だって私、いま抱えきれないほど悩みが多すぎて、何も希望が持てないんです・・・」
少女は犬から離れ老人の隣りに座ると、再びうな垂れるようにして両手で顔を隠した。

「分かるよ。お譲ちゃんくらいの年頃には色々と悩みがあるもんだ。
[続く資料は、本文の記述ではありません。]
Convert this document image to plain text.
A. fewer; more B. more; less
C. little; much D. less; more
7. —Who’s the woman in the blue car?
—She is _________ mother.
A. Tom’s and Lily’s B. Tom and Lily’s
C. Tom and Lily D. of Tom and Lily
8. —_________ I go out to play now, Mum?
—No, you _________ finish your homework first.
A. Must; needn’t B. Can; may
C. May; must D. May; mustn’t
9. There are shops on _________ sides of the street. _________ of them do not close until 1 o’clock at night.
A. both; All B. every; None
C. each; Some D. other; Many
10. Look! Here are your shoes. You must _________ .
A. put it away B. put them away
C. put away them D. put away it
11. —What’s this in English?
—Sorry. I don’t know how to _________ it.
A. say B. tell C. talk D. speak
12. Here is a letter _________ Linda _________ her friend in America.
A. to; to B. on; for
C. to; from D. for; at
でも、みんなそれを乗り越えて成長していくんだよ」
「私には・・・とても出来ない・・・ううっ、ぐすん」
途切れ途切れの言葉の後に、すすり泣く声がそれに続いた。

「勉強かい?それともお友達?家庭かな?」
「うう・・・もう、全部です。何もかも全部です」
老人は、ふうっと溜息を漏らし言った。
「本当に死ぬ以外、方法が無いと思うかい?」
言いながらポケットからハンカチを出し少女に渡した。
「うん・・・」
涙を拭っても、少女のスカートの上には後から後から、
ぽたぽたと涙が落ちていった。

「そうか・・・分かった。これ以上は聞かないよ。では、そうだな・・・良かったら、この後、私の家に来ないかい?
美味しいものでも食べれば元気が出ると思うし」
「おじいさんの家?」
「ああ、この公園のすぐ裏にある家だ。メイドがいるから何でも好きなものを作って貰いなさい。家の人が心配するなら電話しておけばいい」

「いいんです。私の家なんか別にどうでも・・・それに心配なんかされた事ないし」
「そうはいかない。お母さんは心配するよ。携帯電話は持ってないの?」
「持ってません・・・ウチ、貧乏だから・・・」
「そうか・・・私もこの年で必要ないから持っていないんだ・・・では私の家から電話すればいいかな?来るかい?」

「そうですね・・・帰っても何も楽しくないし。お邪魔でなければ」
老人に続いて少女も、ゆっくりと立ち上がり後に続いた。